In ihrer klassischen Studie
Interviews mit Sterbenden
entwickelte
Elisabeth Kübler-Ross ein Schema der fünf Phasen, mit denen wir auf die Diagnose einer
unheilbaren Krankheit reagieren:
Nicht-wahrhaben-Wollen
(man weigert sich schlicht,
die Tatsache zu akzeptieren: "Das kann nicht sein, nicht bei mir");
Zorn
(man gerät
außer sich, wenn sich die Tatsache nicht leugnen lässt: "Wieso ausgerechnet ich?");
Verhandeln
(die Hoffnung, dass wir die Wahrheit hinauszögern oder abschwächen
können: "Ich will wenigstens noch den Schulabschluss meiner Kinder erleben");
Depression
(der Abzug der libidinösen Besetzung: "Ich werde sterben, jetzt ist mir
alles egal");
Zustimmung
("Da ich nichts dagegen tun kann, kann ich mich genauso gut
darauf vorbereiten"). Kübler-Ross wandte diese fünf Phasen später auf jede Form eines
katastrophalen Verlusts an – auf Arbeitslosigkeit, den Tod eines geliebten Menschen, eine
Scheidung, Drogenabhängigkeit – und betonte, dass sie nicht unbedingt in derselben Reihenfolge
auftreten und auch nicht alle Betroffenen sämtliche Phasen durchlaufen.

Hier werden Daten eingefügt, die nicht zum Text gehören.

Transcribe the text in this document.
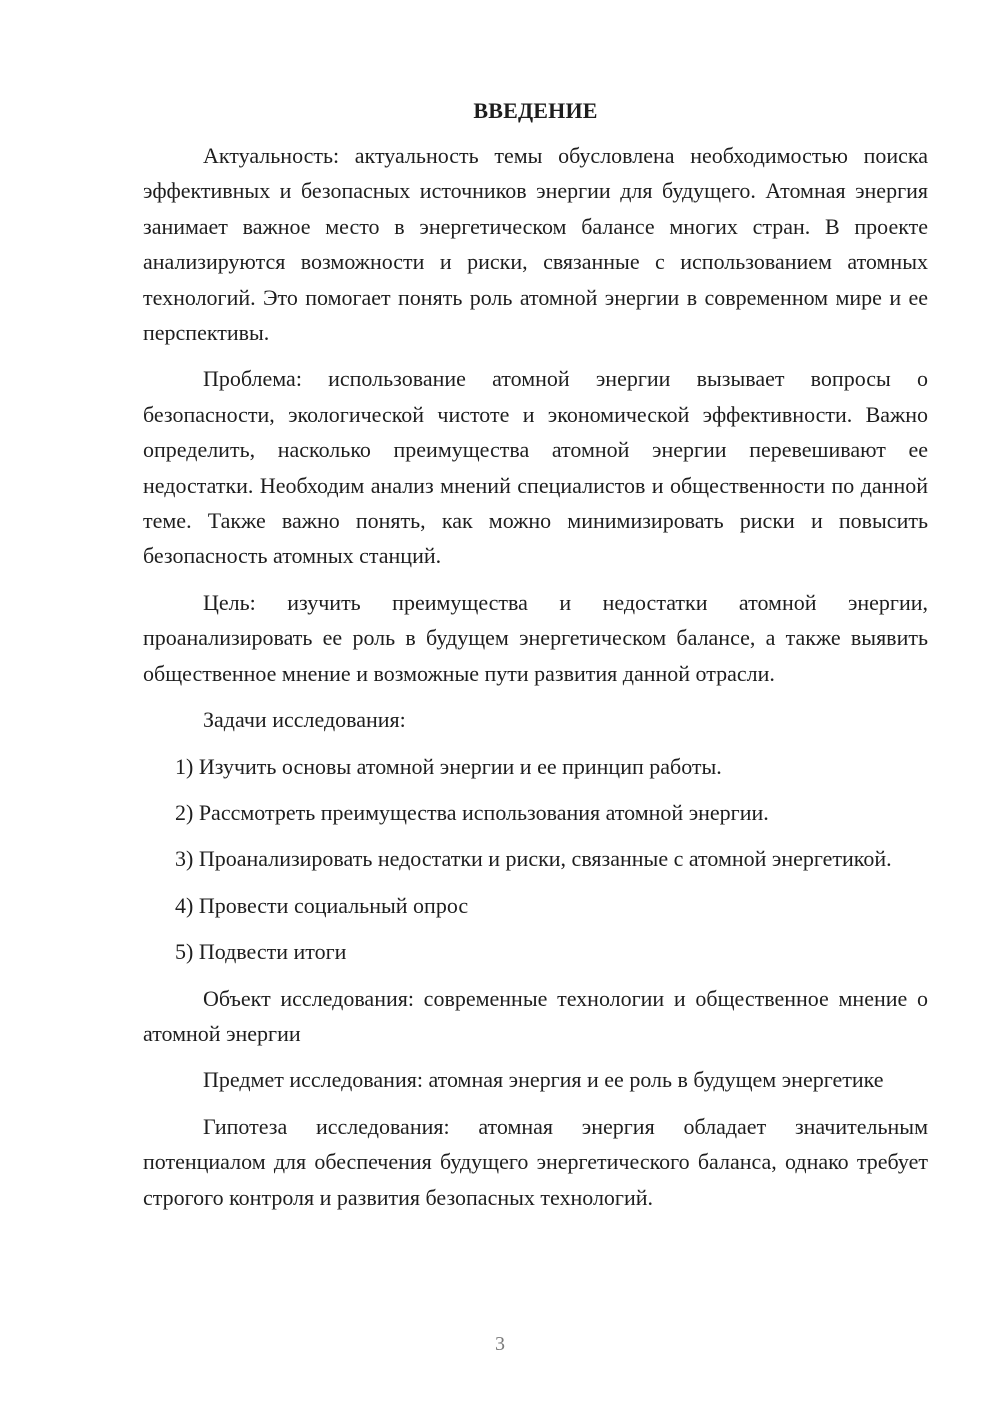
ВВЕДЕНИЕ

Актуальность: актуальность темы обусловлена необходимостью поиска эффективных и безопасных источников энергии для будущего. Атомная энергия занимает важное место в энергетическом балансе многих стран. В проекте анализируются возможности и риски, связанные с использованием атомных технологий. Это помогает понять роль атомной энергии в современном мире и ее перспективы.

Проблема: использование атомной энергии вызывает вопросы о безопасности, экологической чистоте и экономической эффективности. Важно определить, насколько преимущества атомной энергии перевешивают ее недостатки. Необходим анализ мнений специалистов и общественности по данной теме. Также важно понять, как можно минимизировать риски и повысить безопасность атомных станций.

Цель: изучить преимущества и недостатки атомной энергии, проанализировать ее роль в будущем энергетическом балансе, а также выявить общественное мнение и возможные пути развития данной отрасли.

Задачи исследования:

1) Изучить основы атомной энергии и ее принцип работы.

2) Рассмотреть преимущества использования атомной энергии.

3) Проанализировать недостатки и риски, связанные с атомной энергетикой.

4) Провести социальный опрос

5) Подвести итоги

Объект исследования: современные технологии и общественное мнение о атомной энергии

Предмет исследования: атомная энергия и ее роль в будущем энергетике

Гипотеза исследования: атомная энергия обладает значительным потенциалом для обеспечения будущего энергетического баланса, однако требует строгого контроля и развития безопасных технологий.

3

Ist die Reaktion der öffentlichen Meinung und der zuständigen staatlichen Stellen in
Westeuropa auf den
Zustrom von Flüchtlingen aus Afrika und dem Nahen Osten nicht eine
vergleichbare Kombination verschiedener Reaktionen? Es gibt, wenn auch in abnehmendem Maße,
das Nicht-wahrhaben-Wollen: "So schlimm ist es nicht, ignorieren wir es einfach." Es gibt
Zorn: "Die Flüchtlinge sind eine Bedrohung für unsere Lebensweise, unter ihnen verbergen sich
muslimische Fundamentalisten, wir sollten sie um jeden Preis aufhalten!" Es gibt die Hoffnung
auf eine Verhandlungslösung: "Okay, lasst uns Quoten festlegen und Flüchtlingslager in ihren
Heimatländern finanzieren!" Und es gibt die Depression: "Wir sind verloren, Europa verwandelt
sich vor unseren Augen in Europastan!" Was es nicht gibt, ist Zustimmung, also in diesem Fall
einen konsistenten gesamteuropäischen Plan für den Umgang mit den Flüchtlingen.